Après quelques mots d'introduction de Bernard Bonin, le noir s'est fait dans la salle pour permettre la projection d'un petit film court, monté avec des archives sonores, vidéos et photographiques sélectionnées par Christian Tran, réalisateur bien connu en Ardèche pour ses films sur le retrait des services publics en milieu rural. Passé ce moment qui a mouillé certains regards, Mme Sigrid Dondoux, très émue elle aussi, a confié que si elle était bien l'épouse du premier président du Sivu, elle était bien consciente que l'Ardèche était sa maîtresse.
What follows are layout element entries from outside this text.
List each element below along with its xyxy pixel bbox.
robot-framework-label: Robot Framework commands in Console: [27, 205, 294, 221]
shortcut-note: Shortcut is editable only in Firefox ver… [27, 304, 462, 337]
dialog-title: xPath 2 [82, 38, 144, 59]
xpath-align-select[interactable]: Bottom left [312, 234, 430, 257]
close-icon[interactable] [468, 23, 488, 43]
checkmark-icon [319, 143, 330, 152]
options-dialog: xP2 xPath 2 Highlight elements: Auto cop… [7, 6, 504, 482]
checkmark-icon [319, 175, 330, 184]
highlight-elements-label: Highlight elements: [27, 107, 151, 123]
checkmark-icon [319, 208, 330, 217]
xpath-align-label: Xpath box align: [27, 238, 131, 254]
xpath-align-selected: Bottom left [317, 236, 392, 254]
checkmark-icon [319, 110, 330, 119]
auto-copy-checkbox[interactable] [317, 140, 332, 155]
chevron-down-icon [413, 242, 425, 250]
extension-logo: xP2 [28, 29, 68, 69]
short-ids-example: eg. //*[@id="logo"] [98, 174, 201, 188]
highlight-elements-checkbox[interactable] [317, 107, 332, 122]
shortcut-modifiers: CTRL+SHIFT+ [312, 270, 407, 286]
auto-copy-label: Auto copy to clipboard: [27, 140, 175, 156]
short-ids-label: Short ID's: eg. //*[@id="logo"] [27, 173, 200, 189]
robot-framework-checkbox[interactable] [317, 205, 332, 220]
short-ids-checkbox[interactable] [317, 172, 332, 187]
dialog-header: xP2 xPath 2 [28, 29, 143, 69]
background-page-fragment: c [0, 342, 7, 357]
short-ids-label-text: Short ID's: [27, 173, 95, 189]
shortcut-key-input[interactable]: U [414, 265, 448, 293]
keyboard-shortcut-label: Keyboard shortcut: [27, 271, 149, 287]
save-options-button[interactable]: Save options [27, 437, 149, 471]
Témoignage qui débute à la fin des années 60 lorsqu'il était élève de Jacques Dondoux. Alors professeur à l'école nationale supérieure des télécommunications (ENST), celui-ci vient de créer un département "RME" pour "recherche en mécanisation électronique", autrement dit l'informatique, pressentant déjà que les technologies des télécommunications allaient changer la vie des gens en profondeur. J-J Damlamian souligne à travers de nombreux exemples l'excellence de "coach" de son ex-patron, ses qualités de négociateur, qui s'aiguisent en 1968 dans les négociations avec les syndicats, son franc-parler, son non-conformisme et ses énormes capacités de travail, d'écoute et de décision : "il ne cachait jamais sa façon de penser et n'hésitait pas à l'exprimer, à qui que ce soit, syndicaliste, cadre ou ministre. Je garde le souvenir d'un patron compétent, efficace et plein d'humanité, même dans les moments les plus difficiles." Tous, ou presque, les élus du conseil général de l'Ardèche étaient là, mais ce sont les plus proches de Jacques Dondoux, Denis Lacombe, Jean-Claude Tournayre et Maurice Weiss qui se sont succédés au micro pour lui rendre hommage. Tous ont rappelé son côté provocateur, son esprit visionnaire, ses qualités d'homme d'entreprise et les nombreuses activités industrielles qu'il a réussi à attirer en Ardèche. Et si Denis Lacombe insistait sur l'humanité de l'homme, qu'il a souvent accompagné dans ses campagnes électorales, Jean Claude Tournayre supputait que Jacques Dondoux aurait immanquablement tourné en dérision cette petite cérémonie d'hommage, qui pourtant n'était qu'une "façon de perpétuer sa présence parmi nous".
Maurice Weiss, qui a succédé à Jacques Dondoux comme conseiller général de Saint-Agrève, qui fut son premier adjoint à la mairie pendant 6 ans, et l'administrateur du Sivu des inforoutes de l'Ardèche dès sa fondation en 1995, a côtoyé le personnage de très près et pendant longtemps. Il a rappelé sa préoccupation pour le sort des plus modestes, qu'il appelait "les petitous", sa façon de s'exprimer avec des mots simples pour qualifier de grands projets "on va équiper tous les petits ardéchois d'ordinateurs et les connecter à Internet". Ses réponses aux sceptiques : "je suis éternel" pour leur signifier sa résolution à aller au bout de ses projets. Son réalisme aussi « j’avais l’habitude de compter en milliards de francs, au département je suis passé aux millions et ici ce sera en centaines de milliers. » disait-il en préparant le budget communal. Et sa passion pour le sujet religieux, qu'il abordait avec humour : « le dieu du Chiniac* est avec nous » disait-il en cas de succès d'une opération, ou encore « que le dieu du Chiniac vous protège » lorsqu'il vous quittait. Maurice Weiss l'interprétait comme une façon laïque de déïfier ce territoire au-delà des multiples communautés religieuses et préserver ainsi l’unité qu’il s’était toujours efforcé de construire.